Dog Physics Lesson One

Dog Physics Lesson One
"Dogs at rest tend to remain at rest..."

Tuesday, December 6, 2011

This Christmas...


My Dad passed away in January of 1990 after a long battle with cancer; we knew –so, I think, did he - that Christmas 1989 would be his last. Despite our best efforts, it was a dreary one. Christmas last year was fine – we had no inkling at all that Mom would not be with us for the holidays this year.

I always thought I’d have some warning that her time on earth was drawing to a close – an illness, some loss of faculties – but the God she so faithfully believed in took her mercifully between one breath and the next, without suffering, on a lovely Sunday evening last April, shortly after she enjoyed a serving of her favorite seasonal dessert, strawberry short cake. What a way to go.

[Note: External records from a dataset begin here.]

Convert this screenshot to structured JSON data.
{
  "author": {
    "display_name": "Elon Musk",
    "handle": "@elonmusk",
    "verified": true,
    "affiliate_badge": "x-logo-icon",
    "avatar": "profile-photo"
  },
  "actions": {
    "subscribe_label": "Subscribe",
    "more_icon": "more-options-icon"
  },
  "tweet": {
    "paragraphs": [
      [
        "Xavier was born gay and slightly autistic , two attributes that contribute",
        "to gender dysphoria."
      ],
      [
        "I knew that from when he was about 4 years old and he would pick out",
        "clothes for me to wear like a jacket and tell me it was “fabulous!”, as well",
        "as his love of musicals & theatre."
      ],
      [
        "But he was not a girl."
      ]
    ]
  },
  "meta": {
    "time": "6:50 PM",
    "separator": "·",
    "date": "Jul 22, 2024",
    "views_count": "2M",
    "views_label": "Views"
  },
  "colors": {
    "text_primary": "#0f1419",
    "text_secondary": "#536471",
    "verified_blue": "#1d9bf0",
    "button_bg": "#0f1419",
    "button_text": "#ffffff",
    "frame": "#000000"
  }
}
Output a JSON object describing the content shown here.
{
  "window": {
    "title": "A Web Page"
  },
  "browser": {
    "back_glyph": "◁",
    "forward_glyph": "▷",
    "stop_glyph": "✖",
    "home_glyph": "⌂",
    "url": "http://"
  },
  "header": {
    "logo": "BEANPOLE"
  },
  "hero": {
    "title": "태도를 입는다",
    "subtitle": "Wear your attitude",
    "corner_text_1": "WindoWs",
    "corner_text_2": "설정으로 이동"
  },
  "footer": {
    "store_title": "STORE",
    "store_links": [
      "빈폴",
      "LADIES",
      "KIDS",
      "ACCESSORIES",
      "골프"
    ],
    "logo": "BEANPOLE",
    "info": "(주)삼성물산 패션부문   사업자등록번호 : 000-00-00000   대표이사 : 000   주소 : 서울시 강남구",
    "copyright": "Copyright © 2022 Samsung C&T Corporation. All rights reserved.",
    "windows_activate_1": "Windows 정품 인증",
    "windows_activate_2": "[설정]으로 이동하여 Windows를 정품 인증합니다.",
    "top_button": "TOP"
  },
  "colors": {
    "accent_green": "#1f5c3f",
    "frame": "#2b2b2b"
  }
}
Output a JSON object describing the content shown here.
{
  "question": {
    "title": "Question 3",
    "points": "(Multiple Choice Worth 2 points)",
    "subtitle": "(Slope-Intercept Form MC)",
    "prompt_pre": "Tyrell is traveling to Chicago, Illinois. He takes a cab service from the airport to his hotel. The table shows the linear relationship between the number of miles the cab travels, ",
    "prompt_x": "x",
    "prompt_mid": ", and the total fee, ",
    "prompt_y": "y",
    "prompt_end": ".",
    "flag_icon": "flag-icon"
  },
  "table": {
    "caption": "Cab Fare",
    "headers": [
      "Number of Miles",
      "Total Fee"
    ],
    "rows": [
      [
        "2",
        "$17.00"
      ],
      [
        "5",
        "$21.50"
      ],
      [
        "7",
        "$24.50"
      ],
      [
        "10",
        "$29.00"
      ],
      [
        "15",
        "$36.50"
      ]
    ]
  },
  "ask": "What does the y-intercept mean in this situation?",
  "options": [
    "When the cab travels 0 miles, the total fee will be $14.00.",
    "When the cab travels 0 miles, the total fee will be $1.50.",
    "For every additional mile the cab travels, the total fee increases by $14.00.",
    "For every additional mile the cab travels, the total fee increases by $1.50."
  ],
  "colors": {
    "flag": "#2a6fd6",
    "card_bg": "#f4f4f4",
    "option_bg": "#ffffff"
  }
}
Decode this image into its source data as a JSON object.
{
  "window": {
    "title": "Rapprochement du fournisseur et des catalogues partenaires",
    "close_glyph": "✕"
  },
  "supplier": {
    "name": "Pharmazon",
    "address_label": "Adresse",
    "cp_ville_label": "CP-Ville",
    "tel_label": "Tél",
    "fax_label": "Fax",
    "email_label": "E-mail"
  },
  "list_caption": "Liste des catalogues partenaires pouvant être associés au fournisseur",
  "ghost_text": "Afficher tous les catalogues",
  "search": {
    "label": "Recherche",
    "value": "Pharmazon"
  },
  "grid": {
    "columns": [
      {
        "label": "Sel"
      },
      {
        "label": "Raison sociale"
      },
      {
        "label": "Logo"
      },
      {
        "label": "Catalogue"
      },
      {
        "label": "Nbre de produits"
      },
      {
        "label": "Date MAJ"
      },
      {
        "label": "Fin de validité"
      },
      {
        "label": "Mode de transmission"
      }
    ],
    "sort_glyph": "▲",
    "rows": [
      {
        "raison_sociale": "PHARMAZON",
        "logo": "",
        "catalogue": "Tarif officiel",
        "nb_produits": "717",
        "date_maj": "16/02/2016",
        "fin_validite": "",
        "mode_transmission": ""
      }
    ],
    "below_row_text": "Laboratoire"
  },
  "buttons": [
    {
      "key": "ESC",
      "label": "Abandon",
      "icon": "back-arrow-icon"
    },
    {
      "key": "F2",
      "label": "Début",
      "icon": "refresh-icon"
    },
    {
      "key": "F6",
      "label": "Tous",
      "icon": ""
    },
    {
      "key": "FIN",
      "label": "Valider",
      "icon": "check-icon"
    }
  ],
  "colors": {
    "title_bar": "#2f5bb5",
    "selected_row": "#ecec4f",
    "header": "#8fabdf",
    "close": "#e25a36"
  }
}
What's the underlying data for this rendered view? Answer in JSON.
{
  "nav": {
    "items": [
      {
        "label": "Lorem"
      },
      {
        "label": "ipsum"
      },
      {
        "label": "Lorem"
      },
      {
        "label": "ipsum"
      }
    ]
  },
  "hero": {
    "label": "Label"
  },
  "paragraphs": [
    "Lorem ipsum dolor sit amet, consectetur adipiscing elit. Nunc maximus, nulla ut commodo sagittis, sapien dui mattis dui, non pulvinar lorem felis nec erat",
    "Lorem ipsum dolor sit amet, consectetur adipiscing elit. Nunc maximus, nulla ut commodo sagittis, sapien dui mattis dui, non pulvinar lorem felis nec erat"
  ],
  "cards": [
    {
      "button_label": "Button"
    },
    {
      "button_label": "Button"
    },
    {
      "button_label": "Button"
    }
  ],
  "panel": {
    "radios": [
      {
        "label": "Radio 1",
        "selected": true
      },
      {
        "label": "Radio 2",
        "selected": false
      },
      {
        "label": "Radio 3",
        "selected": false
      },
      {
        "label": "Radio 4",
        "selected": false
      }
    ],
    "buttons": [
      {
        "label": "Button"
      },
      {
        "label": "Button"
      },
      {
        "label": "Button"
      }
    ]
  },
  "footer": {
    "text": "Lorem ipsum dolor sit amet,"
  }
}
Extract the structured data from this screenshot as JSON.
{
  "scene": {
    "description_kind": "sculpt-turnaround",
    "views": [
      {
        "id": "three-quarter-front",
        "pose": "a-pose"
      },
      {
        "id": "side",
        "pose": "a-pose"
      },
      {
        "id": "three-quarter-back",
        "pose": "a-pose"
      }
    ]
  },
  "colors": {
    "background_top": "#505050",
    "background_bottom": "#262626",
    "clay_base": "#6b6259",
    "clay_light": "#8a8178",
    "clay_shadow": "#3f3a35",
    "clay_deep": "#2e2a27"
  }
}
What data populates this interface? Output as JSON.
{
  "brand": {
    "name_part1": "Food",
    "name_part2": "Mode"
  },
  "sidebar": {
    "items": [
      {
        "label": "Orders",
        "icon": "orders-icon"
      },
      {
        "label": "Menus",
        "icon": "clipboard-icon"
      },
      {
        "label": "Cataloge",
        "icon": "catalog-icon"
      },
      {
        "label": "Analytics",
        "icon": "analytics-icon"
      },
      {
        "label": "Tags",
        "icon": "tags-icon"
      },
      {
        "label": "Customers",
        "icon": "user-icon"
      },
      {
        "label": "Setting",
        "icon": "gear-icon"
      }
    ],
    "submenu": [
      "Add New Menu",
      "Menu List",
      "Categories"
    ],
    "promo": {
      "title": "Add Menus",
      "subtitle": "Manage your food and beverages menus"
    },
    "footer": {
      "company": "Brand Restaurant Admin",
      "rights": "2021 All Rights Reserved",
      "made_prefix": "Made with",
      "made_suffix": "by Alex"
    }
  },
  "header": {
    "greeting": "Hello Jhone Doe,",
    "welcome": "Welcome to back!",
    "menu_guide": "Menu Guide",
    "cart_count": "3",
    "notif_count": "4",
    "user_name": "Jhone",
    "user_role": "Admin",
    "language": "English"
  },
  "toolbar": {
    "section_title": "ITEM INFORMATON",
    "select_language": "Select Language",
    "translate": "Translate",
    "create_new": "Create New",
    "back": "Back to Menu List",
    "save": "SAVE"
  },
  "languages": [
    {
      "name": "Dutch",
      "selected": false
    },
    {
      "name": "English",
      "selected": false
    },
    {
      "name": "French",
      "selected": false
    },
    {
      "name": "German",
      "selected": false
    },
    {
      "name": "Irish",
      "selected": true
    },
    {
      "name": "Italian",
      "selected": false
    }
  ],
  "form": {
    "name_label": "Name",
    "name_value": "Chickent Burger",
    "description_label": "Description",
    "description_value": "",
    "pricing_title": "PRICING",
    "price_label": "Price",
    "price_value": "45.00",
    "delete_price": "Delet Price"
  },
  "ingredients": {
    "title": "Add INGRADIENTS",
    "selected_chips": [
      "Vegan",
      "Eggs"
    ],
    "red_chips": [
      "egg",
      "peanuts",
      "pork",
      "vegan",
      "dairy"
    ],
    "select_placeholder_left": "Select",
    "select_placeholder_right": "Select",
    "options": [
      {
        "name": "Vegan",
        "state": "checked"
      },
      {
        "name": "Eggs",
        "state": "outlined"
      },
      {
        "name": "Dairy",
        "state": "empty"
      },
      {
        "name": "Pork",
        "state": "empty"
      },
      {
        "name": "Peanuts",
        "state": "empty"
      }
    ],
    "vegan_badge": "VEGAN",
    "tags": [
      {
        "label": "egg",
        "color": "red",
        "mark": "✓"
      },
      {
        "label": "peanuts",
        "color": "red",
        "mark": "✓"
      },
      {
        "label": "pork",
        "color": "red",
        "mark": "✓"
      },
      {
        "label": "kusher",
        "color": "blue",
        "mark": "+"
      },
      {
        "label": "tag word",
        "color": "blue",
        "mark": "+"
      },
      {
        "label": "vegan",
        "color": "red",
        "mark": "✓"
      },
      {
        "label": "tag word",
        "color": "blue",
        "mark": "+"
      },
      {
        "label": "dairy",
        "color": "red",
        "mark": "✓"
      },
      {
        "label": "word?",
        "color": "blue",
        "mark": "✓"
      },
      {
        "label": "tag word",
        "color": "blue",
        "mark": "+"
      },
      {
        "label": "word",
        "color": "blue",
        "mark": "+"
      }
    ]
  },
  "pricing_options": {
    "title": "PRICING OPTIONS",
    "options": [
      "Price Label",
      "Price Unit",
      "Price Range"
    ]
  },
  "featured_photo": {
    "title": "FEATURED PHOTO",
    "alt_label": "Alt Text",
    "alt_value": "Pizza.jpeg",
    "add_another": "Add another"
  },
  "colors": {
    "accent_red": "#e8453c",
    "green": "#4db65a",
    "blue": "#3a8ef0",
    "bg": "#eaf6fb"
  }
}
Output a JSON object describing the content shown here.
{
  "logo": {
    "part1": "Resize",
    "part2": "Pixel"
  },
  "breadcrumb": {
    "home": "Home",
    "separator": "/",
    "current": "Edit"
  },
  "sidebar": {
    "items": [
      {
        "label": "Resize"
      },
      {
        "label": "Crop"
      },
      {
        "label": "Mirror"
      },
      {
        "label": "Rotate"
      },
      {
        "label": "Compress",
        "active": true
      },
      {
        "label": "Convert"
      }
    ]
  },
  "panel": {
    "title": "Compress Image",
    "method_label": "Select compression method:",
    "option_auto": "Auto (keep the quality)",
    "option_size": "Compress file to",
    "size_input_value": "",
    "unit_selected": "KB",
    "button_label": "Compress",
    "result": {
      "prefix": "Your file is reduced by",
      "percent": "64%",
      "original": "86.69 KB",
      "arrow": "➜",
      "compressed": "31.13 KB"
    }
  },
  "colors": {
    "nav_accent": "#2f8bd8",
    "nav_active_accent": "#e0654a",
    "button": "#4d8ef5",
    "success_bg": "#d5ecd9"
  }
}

The front door of Mom’s cottage is barely five feet from my own back door; the proximity that we enjoyed over the years now keeps her memory as fresh as if she were still sitting in the living room in her big easy chair watching FOX news, or curled cozily in her bed listening to late night radio. It seems like I still ought to be able to slip next door and kiss her good night, and it hurts all over again when I realize those sweet moments are gone forever.

Author Susan Howatch wrote one of my favorite quotes about grief in her epic novel The Wheel of Fortune:

“There is no timetable for grief. Grief isn’t a train you catch at the station. Grief has its own time, and grief’s time is beyond time…time is a circle… one day you’ll look across the circle, and hear her echo in time. “

And yes, as the year passes, I am indeed hearing my mother’s echo in time.
Faced with a surfeit of tomatoes from the summer garden, I remembered a little plastic kitchen gadget Mom had bought from a television advertisement - a simple hinged chopping device with interchangeable blades. At the time I’d teased her about buying “TV junk” and she gave me her “wait and see” look, peeking over the tops of her glasses with raised eyebrows and a grin. In desperation I pondered the piles of tomatoes and decided I’d give it a try – and now dozens of bags of neatly diced Romas sit in our freezer waiting for some good Italian winter cooking projects. As we were chopping away I looked heavenward and said “ OK, you were right. Thanks, Mom.”

The week before my birthday, the old, tattered Chex Party Mix recipe that I thought I’d lost fell out from between two cook books. This is the real deal, that first made its appearance back in the 1950’s, and is not for the faint-hearted. It is redolent with garlic and reminds me of my parents’ holiday parties when, as a kid, I’d eat it till my lips shriveled up from the salt. Yum. Mom always made several batches of this treat starting around my November birthday, and took care to include a big bag of it in my finals-week care packages when I was a college student. As the recipe fluttered down onto the counter I shook my head – she hadn’t let me down. Thanks, Mom.

Most recently, after a long healthy spell, an evil respiratory crud attempted to do me in. I am not a person who does “sick” well, and the day had finally come when I could no longer look to Mom for a serving of warm milk toast and sympathy. I woke up hot and pitiful and slouched dejectedly around the house, trailed by the dragging tail of my bathrobe and several worried dogs. Worst of all, when I could no longer postpone the moments of contact between my fevered bum and the icy toilet seat – why is it always colder when you’re sick, anyway? - the temperature differential resulted in a shock that shot up my spine without stopping till it reached the neighborhood of my ears. I perched miserably and prayed for a respite.

At that point an image appeared in my brain: a fluffy knit item that had arrived in the mail last year, another purchase that I’d teased Mom about. I tottered over to the now-quiet cottage. Sure enough – there it was in all its pink splendor, laundered and waiting – Mom’s toilet seat cover. It may not have been exactly the comforting touch of her hand on my cheek…but then again, maybe it was.

This Christmas, Mom will have a ringside seat at the celebrations in Heaven; as for me and mine, we’ll have tomatoes for the spaghetti sauce on Christmas Eve, Chex Party Mix – the real deal –to munch on, and maybe not a ringside seat exactly – but a comfy warm pink one, anyway. Thanks, Mom.